Comment: Isn't this the gang who is always complaining about the "liberal media" being negative, reporting all that death and destruction in Iraq? It's hypocritical to demand "up" news from a war zone where Americans are dying every day, yet turn around and exhort fear and negativity elsewhere to build support for another invasion. We know this is where they're going.

Angle, going to break a few minutes later, asks what are the alternatives if Iran and North Korea refuse to "deal" and give up their nuclear programs.

After the break Peter Brookes of the conservative Heritage Foundation was the sole guest in the six-minute discussion of what to do about Iran and North Korea. The upshot was that should either or both of these nations become nuclear powers, then it is likely that others in the area will also develop nuclear weapons. The international community has agreed that under Nuclear Non-Proliferation Treaty nations are allowed building of nuclear facilities for peaceful energy purposes, but the worry is that weapons-making uses the same facilities, taking the product through a few more steps.

Angle then turned the conversation to Kim Jong Il and how "odd" he is. To highlight his "odd"ness they showed a picture of KJI "and his aides standing in a very odd array", and Angle referenced that a late night talk-show host said they looked like a Los Lobos album cover, and Angle said (for the 4th time) that, with the sunglasses and the guys arrayed, there's something odd about this guy. He asked how difficult it was to deal with a country with a guy like that in charge.

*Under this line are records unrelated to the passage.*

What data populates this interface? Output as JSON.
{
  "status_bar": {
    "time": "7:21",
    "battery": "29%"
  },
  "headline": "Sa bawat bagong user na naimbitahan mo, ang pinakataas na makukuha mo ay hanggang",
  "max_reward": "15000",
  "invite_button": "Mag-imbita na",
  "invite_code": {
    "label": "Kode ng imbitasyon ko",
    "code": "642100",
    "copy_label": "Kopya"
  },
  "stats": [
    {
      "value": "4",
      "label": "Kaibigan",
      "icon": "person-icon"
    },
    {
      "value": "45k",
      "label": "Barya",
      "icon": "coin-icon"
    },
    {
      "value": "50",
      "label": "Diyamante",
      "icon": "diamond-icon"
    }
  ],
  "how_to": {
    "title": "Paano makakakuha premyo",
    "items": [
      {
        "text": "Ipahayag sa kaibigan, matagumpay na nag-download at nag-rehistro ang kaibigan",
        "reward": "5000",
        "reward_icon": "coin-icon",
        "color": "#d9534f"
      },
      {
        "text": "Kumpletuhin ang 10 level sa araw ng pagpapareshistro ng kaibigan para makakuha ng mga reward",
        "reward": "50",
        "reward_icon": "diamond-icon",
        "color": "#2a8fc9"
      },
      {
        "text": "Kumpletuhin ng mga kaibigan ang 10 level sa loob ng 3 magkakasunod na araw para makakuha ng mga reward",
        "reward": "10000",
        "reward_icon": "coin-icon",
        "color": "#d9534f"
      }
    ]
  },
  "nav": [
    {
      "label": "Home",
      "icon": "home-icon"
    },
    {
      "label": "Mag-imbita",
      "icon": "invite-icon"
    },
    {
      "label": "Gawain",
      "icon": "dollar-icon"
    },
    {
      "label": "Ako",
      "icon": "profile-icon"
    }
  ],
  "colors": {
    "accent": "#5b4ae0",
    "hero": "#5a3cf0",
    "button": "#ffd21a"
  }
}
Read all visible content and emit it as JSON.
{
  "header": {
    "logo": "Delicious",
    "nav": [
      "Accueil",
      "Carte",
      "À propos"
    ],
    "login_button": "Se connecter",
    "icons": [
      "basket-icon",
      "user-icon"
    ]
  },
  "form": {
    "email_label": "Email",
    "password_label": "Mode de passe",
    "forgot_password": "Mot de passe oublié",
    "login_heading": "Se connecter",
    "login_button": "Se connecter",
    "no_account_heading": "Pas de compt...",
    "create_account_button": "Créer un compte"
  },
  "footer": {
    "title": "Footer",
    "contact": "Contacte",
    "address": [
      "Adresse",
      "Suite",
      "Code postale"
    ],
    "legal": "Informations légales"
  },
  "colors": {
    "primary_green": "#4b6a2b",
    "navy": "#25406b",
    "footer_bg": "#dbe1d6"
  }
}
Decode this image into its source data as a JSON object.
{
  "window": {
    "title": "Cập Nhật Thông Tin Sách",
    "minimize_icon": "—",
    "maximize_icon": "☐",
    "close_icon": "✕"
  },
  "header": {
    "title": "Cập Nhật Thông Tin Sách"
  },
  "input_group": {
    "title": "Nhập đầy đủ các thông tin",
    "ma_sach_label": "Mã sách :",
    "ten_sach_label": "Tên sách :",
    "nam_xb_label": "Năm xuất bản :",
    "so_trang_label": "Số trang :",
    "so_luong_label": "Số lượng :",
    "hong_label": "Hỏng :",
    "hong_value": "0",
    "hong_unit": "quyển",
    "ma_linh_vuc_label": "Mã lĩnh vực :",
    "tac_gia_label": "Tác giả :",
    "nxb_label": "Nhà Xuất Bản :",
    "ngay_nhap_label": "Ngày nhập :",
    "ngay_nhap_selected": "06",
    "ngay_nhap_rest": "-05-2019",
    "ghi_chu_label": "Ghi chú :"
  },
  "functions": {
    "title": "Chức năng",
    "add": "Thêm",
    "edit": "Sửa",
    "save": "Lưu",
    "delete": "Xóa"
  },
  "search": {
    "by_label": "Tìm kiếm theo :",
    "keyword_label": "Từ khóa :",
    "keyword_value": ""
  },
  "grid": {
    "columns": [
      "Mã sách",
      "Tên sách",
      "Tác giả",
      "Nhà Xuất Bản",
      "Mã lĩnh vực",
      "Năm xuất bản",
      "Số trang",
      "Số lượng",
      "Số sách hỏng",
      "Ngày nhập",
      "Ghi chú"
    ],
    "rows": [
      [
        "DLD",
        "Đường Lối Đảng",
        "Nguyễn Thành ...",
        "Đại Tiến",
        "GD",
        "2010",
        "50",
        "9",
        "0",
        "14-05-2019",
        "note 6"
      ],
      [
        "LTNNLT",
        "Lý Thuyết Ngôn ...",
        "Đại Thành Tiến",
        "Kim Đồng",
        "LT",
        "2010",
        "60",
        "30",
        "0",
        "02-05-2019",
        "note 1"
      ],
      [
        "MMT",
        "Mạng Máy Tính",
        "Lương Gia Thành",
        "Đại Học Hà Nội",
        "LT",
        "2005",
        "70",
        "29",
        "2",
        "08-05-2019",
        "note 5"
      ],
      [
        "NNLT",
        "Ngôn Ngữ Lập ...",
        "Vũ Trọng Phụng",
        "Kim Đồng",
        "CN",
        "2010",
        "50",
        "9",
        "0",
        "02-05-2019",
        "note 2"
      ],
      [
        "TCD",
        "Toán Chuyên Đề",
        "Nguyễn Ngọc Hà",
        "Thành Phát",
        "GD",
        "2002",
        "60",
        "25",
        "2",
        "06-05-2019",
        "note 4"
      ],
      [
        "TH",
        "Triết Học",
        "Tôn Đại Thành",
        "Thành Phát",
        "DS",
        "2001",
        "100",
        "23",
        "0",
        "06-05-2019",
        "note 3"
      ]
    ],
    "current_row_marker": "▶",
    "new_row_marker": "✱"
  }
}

Brookes said he doesn't necessarily think Kim Jong Il is crazy, perhaps delusional, and he isolates himself and doesn't travel, though he does watch television and supposedly surfs the Internet "endlessly", but he looks at the world through a different prism than we do.

The IAEA meeting today will determine if the situation should be referred to the UN Security Council for further action. After viewing this I suspect Fox viewers are ready to go into these countries and take over their nuclear programs by force if necessary, so we can feel more secure here.